江明月第一次看到他这么明显的不高兴,又等了会儿,准备再解释,他突然说:“我不在乎。”
江明月张了张嘴,忘了打算要说的话。
越仲山很短暂地看了他一眼,转开视线,平淡的语气里带着不耐:“下车。”
江明月下了车,问他:“那你晚上回来吃饭吗?”
越仲山没说话,在他面前关上了车门。
声音不大,但谁都听出不对劲,司机在后视镜里看了看江明月,很小心地打着方向盘,慢慢起步走了。
到学校还早,他原本没课,出门只因为越仲山要上班。
在图书馆看了一上午书,中午睡宿舍,下午按时去实验室,没想到领了个苦差事——去温室松土。
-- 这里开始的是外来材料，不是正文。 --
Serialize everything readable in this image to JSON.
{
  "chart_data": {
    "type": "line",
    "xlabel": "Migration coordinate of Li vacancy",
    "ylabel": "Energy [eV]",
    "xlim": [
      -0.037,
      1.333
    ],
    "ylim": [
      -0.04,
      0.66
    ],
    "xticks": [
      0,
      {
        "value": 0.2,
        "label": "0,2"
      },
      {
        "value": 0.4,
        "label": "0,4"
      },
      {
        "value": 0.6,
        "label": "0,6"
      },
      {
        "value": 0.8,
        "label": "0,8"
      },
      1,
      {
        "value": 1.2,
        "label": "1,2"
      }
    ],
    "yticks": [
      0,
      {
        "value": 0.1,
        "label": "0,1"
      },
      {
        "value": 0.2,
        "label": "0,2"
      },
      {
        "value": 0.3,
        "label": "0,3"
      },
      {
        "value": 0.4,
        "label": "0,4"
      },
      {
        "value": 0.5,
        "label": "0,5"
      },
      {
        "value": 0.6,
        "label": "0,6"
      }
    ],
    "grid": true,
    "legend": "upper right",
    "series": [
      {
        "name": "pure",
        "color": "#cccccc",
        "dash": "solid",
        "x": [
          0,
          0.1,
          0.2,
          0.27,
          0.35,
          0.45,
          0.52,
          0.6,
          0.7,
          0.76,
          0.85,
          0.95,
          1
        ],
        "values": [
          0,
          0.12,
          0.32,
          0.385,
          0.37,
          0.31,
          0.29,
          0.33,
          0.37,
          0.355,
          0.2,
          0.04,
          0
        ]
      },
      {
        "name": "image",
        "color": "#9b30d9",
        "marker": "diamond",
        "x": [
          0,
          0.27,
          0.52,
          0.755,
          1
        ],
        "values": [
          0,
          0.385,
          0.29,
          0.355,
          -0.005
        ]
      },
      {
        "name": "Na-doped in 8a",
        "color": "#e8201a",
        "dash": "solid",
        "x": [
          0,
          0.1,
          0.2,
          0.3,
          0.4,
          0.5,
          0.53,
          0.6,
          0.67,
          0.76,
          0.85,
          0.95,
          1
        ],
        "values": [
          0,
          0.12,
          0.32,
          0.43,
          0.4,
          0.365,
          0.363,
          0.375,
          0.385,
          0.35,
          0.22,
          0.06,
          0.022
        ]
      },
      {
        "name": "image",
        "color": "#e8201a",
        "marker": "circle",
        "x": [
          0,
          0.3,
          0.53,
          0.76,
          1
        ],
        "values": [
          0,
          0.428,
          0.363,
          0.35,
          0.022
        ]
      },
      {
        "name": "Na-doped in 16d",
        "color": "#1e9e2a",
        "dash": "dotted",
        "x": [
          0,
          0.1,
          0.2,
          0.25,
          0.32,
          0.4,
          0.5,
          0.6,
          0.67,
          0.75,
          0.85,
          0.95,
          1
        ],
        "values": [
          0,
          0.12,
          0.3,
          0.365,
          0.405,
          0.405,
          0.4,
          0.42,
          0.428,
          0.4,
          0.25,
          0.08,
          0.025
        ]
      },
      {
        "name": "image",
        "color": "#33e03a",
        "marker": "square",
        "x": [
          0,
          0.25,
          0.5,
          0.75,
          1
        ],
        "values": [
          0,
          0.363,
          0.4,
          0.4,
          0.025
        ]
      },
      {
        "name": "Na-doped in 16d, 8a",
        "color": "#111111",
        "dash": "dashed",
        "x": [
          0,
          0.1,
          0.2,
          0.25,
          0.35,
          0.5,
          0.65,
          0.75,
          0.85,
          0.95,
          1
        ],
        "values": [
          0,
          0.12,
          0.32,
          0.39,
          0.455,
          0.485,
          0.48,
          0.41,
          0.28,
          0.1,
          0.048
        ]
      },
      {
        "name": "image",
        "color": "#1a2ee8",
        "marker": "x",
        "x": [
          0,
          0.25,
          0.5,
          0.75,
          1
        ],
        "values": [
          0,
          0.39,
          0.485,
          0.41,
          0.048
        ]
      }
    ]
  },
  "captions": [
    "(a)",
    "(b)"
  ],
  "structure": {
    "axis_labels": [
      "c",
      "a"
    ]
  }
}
别人都有正事忙,所以温室里只有他一个苦力,埋头干了二十多分钟,推门进来一个人。
江明月抬起头看,是他高中同学,程夜心,在海大文学系。
他俩初中时坐过三年前后桌,程夜心是家里老小,头上两个哥哥一个姐姐,被管教大的,本质是个怂包,但面上比江明月胆大点儿,嘴也比他会损人。
两个人逗了三年嘴,关系挺不错。
那天去聚会之前,给江明月打电弧最多的就是他。
“从外面路过,看着像你,还真是。”程夜心憋着笑打量江明月的装扮,“面朝黄土背朝天?”
这两天碰到的同学,见面第一句,都是跟他说他没去的聚会有多热闹。
“是啊,没你们潇洒。”江明月解释了几句自己在干什么,直起腰拄着锄头说,“前天玩好了吧。”